Straßburg - Die Ansichten im Europaparlament zur erneuten Zulassung des Pflanzenschutzmittelwirkstoffs Glyphosat gehen nicht nur zwischen den Fraktionen weit auseinander. 

Glyphosat-Zulassung
(c) proplanta
Auch innerhalb der politischen Gruppen sind die Auffassungen teilweise höchst unterschiedlich. In der gestern in Straßburg zu dieser Thematik abgehaltenen Aussprache wies unter anderem der Agrarsprecher der EVP, Herbert Dorfmann, auf die Bedeutung von Glyphosat für kohlenstoffarme Praktiken im Ackerbau hin.

Darüber hinaus betonte der Südtiroler allerdings im Einklang mit dem Kommissionsvorschlag, dass der Wirkstoff zukünftig nur noch ausschließlich als Herbizid im Pflanzenbau zum Einsatz kommen sollte. Vorerntebehandlungen, wie die Sikkation, lehne er ab.

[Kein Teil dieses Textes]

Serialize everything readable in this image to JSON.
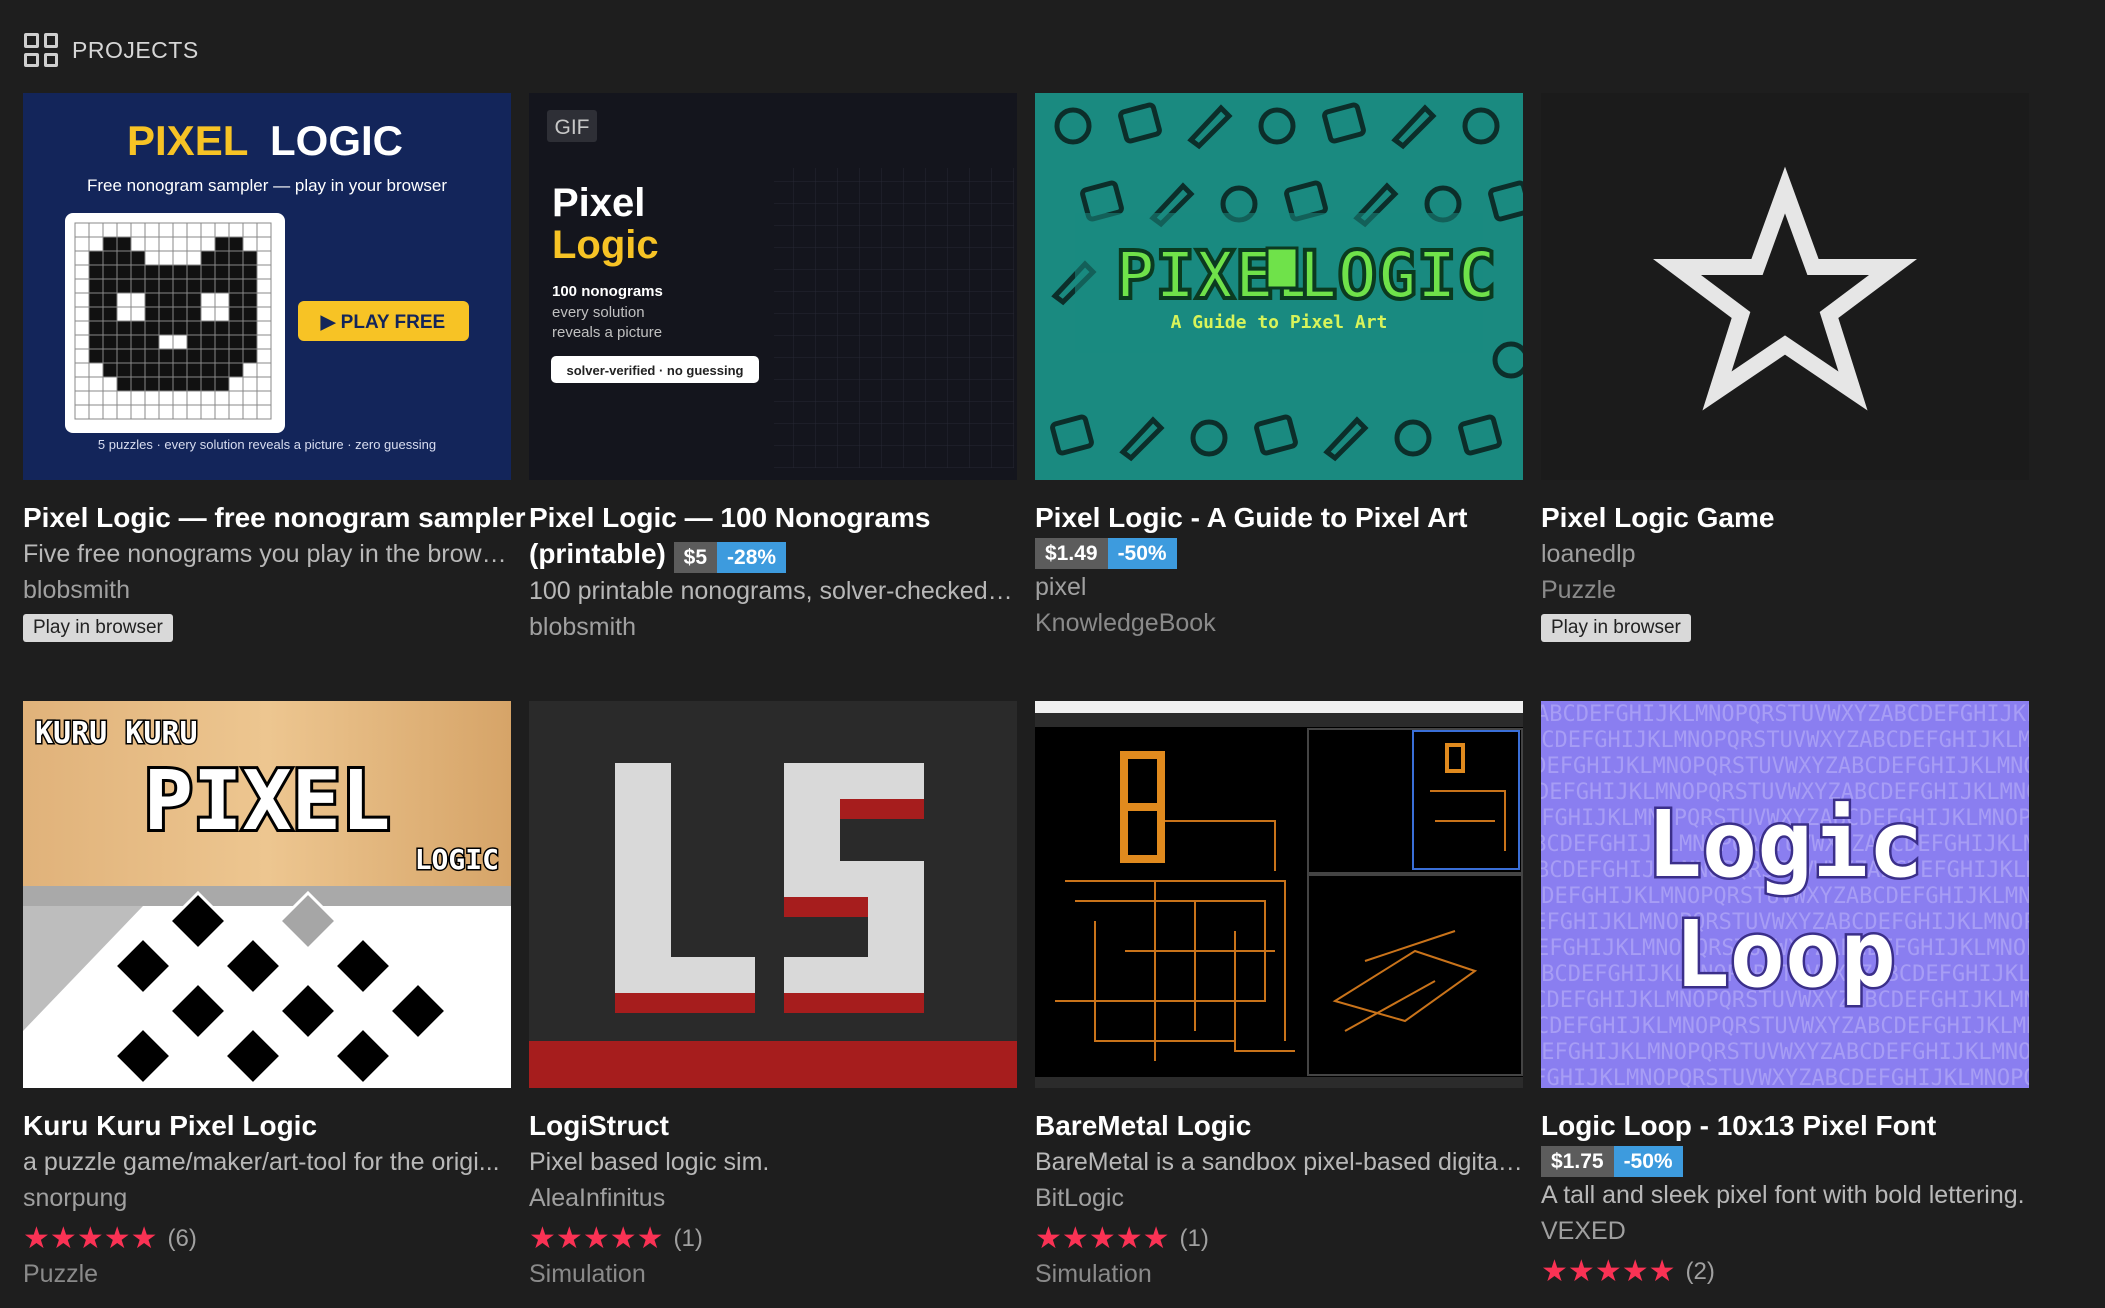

Schließlich mahnte Dorfmann, die Forschung und Entwicklung sowie die Zulassung von weniger schädlichen Alternativen zu forcieren.

EVP-Umweltsprecher Dr. Peter Liese erklärte in Richtung Zulassungsgegner, dass Verbote der falsche Weg seien. Angesichts der dramatisch gestiegenen Lebensmittelpreise könne man auf Glyphosat aktuell nicht verzichten, sagte der CDU-Politiker. Im Übrigen dränge er darauf die Empfehlungen der Europäischen Behörde für Lebensmittelsicherheit (EFSA) ernst zu nehmen.

Die agrarpolitische Sprecherin der Progressiven Allianz der Sozialdemokraten (S&D), Clara Aguilera, stellte fest, dass Glyphosat zu den am meisten untersuchten und debattierten Wirkstoffen gehöre. Sie sei also für eine Zulassungsverlängerung, stellte die Spanierin klar. Sie empfahl allerdings, die bestehenden Datenlücken zeitnah zu schließen.

Konträr dazu äußerte sich der stellvertretende Vorsitzende der S&D-Fraktion, Mohammed Chahim. Viele Krankheiten bei Landwirten wie Parkinson seien durch den Einsatz des Wirkstoffs bedingt. „Glyphosat ist daher ein Meuchelmörder für Landwirte und Biodiversität“, so der Niederländer.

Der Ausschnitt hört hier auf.